Но «Канатная дорога» не входила в первую книгу, по крайней мере… нет, не буду. Хотя книги мои, по сути, невидимые, переписывать их я не хочу, тем не менее, хватит уже с меня того, что с некоторых пор я их разрисовываю…
Ну вот, осталось только объяснить, почему я ушёл с ковра.
По двум причинам, причём два события произошли в один день.
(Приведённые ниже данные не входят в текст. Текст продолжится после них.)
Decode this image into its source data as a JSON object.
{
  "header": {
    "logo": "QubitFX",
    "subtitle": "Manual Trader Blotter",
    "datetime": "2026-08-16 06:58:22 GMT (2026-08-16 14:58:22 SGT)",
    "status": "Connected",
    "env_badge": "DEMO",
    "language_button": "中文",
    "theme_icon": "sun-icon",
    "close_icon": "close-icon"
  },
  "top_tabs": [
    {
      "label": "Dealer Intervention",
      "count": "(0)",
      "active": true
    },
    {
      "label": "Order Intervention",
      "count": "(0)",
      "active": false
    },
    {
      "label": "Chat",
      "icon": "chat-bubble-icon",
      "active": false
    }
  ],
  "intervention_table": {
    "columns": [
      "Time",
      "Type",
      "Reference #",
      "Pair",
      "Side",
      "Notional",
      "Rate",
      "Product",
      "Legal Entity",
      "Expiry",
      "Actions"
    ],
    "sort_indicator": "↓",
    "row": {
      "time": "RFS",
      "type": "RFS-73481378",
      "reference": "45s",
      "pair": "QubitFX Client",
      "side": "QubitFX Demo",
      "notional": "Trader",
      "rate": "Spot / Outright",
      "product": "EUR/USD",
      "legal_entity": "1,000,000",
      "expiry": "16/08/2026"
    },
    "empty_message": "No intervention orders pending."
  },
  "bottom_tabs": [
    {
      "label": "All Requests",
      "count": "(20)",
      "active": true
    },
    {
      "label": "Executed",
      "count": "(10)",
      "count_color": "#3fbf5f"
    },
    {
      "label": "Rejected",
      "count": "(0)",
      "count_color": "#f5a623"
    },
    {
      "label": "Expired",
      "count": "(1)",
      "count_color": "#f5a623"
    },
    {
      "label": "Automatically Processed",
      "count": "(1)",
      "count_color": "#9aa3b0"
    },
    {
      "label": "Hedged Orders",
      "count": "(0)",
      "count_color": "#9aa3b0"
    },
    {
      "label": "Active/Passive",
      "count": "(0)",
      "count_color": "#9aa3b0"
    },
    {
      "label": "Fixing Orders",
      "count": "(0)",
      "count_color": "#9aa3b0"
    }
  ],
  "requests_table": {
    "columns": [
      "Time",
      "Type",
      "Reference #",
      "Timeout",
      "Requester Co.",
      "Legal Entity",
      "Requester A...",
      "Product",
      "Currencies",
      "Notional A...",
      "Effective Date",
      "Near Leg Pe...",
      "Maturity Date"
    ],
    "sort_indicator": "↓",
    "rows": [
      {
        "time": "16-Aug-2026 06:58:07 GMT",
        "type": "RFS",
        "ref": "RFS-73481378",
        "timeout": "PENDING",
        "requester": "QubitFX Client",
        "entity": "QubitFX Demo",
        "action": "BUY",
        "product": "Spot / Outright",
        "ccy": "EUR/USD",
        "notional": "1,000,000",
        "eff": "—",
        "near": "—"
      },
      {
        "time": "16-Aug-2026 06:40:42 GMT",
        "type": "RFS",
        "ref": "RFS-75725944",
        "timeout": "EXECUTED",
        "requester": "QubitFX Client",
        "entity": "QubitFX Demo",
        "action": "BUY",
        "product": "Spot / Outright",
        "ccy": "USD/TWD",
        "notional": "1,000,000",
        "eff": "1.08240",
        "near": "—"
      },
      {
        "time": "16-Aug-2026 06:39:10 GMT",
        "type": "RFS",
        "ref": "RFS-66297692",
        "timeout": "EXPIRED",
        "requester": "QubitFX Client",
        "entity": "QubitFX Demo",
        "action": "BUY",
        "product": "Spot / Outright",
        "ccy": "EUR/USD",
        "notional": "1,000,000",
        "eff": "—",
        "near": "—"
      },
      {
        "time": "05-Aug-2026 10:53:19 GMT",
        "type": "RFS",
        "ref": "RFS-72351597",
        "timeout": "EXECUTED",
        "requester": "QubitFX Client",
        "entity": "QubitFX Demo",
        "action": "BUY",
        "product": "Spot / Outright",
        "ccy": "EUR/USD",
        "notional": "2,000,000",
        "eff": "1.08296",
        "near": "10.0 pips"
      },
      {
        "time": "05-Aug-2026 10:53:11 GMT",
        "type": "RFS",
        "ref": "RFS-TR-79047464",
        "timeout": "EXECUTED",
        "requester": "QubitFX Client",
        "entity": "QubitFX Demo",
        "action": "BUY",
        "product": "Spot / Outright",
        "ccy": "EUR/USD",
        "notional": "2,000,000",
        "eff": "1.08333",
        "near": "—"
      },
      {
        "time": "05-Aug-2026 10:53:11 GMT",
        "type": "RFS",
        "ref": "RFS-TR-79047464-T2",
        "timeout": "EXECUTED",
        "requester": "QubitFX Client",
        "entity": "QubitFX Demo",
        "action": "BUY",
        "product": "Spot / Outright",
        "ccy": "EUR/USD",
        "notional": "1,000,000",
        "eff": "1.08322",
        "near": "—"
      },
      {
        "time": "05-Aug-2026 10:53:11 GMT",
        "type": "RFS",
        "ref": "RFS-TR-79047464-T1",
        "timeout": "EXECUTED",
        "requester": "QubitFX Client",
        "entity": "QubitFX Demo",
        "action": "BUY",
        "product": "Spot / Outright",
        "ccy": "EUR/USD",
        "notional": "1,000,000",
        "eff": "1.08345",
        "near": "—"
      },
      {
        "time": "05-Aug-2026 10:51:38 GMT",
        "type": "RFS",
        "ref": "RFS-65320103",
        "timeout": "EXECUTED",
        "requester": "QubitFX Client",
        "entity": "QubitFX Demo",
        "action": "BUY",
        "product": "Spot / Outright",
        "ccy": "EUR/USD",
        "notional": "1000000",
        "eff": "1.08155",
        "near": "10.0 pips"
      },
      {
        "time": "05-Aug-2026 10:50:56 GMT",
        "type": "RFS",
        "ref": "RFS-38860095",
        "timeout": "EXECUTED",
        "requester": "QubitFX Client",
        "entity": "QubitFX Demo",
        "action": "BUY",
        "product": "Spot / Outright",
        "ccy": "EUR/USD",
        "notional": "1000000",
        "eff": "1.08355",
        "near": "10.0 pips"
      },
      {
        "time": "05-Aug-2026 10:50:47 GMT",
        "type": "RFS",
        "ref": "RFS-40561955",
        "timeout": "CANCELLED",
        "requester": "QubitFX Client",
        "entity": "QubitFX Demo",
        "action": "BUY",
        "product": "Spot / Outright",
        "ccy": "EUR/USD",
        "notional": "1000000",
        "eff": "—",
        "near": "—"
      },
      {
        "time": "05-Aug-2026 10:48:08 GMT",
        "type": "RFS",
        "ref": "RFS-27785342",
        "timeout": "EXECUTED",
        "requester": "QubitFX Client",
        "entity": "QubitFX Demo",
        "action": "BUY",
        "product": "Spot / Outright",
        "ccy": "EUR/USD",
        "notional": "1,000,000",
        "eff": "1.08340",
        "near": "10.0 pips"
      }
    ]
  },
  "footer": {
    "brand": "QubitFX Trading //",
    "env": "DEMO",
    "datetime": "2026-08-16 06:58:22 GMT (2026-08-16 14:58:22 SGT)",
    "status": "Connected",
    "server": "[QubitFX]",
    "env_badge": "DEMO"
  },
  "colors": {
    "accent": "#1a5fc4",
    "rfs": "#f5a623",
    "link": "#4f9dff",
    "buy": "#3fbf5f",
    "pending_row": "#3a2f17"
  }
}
Во-первых, меня победили все, то есть два противника на соревнованиях «Открытый ковёр».
При этом год назад я победил обоих.
Да, так замыкается круг… как ни странно, два года подряд в моей весовой категории и возрастной группе, были только эти два парня. По весу мы были примерно равны, но по возрасту совсем не: они были и старше и выше, более накачанные, я победил их за счёт техники, которой они тогда ещё очень плохо владели.
Обоих не по очкам, а – туше, за считанные секунды.
А через год это всё повторилось с точностью до наоборот: оба положили меня на лопатки, ну может, не так быстро, как я их за год до этого, но, тем не менее, у меня возникло чувство… похожее, наверно, на то, что испытала героиня моего рассказа «Канатная дорога», когда кабинка сделала в конце u-turn и поехала назад – и у неё и у меня возникло чувство, что и время потекло в обратную сторону…
Только тут были не тросы подвесной дороги, а как бы магнитофонная плёнка, доиграв до конца, стала крутиться обратно… или киноплёнка, да, фильмы «Моя греко-римская…»
К тому же на этом «Открытом ковре» случился открытый перелом, я увидел белую кость, торчавшую из руки мальчика, который лежал на краю ковра в позе эмбриона, пока не приехала скорая… и это произвело на меня впечатление.
Я никогда до этого не видел человеческие кости и другие внутренности, поэтому слова, которые иногда бормотал нам Иван Семёнович, переодеваясь я не принимал близко к сердцу.
«Задержался потому, что человеку кисть отрезал трамвай… хотел лечь на рельсы, но передумал в последний момент, а кисть убрать не успел, вот мы её пять часов и пришивали, разу уж он решил остаться…» и т. п.
А тут, когда сам увидел… ну, это понятно.
К тому же два поражения.
В общем, всё это вместе на меня так повлияло, что я ушёл с ковра.
Не то чтобы симметрия четырёх туше затушевала в памяти день победы, у каждого года свой победитель… но день поражения я помню гораздо лучше.
Мне приятнее вспомнить другую победу – на чемпионате области – когда в моём весе и возрастной группе не оказалось вообще ни одного противника и мне было официально объявлено, что, ввиду их отсутствия, я… стал чемпионом!
Это была несомненно самая лучшая победа в моей жизни.
Я вспоминал её впоследствии, когда слышал песню Высоцкого про манежи и арены… и ещё, когда мои книги номинировали на литературные премии.
Не потому, что ощущал себя супертяжеловесом, я не думаю, что набрал там даже вес пера, просто так же, как для спорта соревнования естественны, для литературы они (имхо) смехотворны.
Ну да, есть это словосочетание, «гамбургский счёт», связанное как раз с борьбой, я не раз объяснял его смысл немцам, которые, в отличие от русскоязычной публики, в массе своей его не знают.
Ну и что, они же тогда боролись без публики, в Гамбурге…
Но ведь так теперь и писатели, нет?.. ладно, хватит гнать.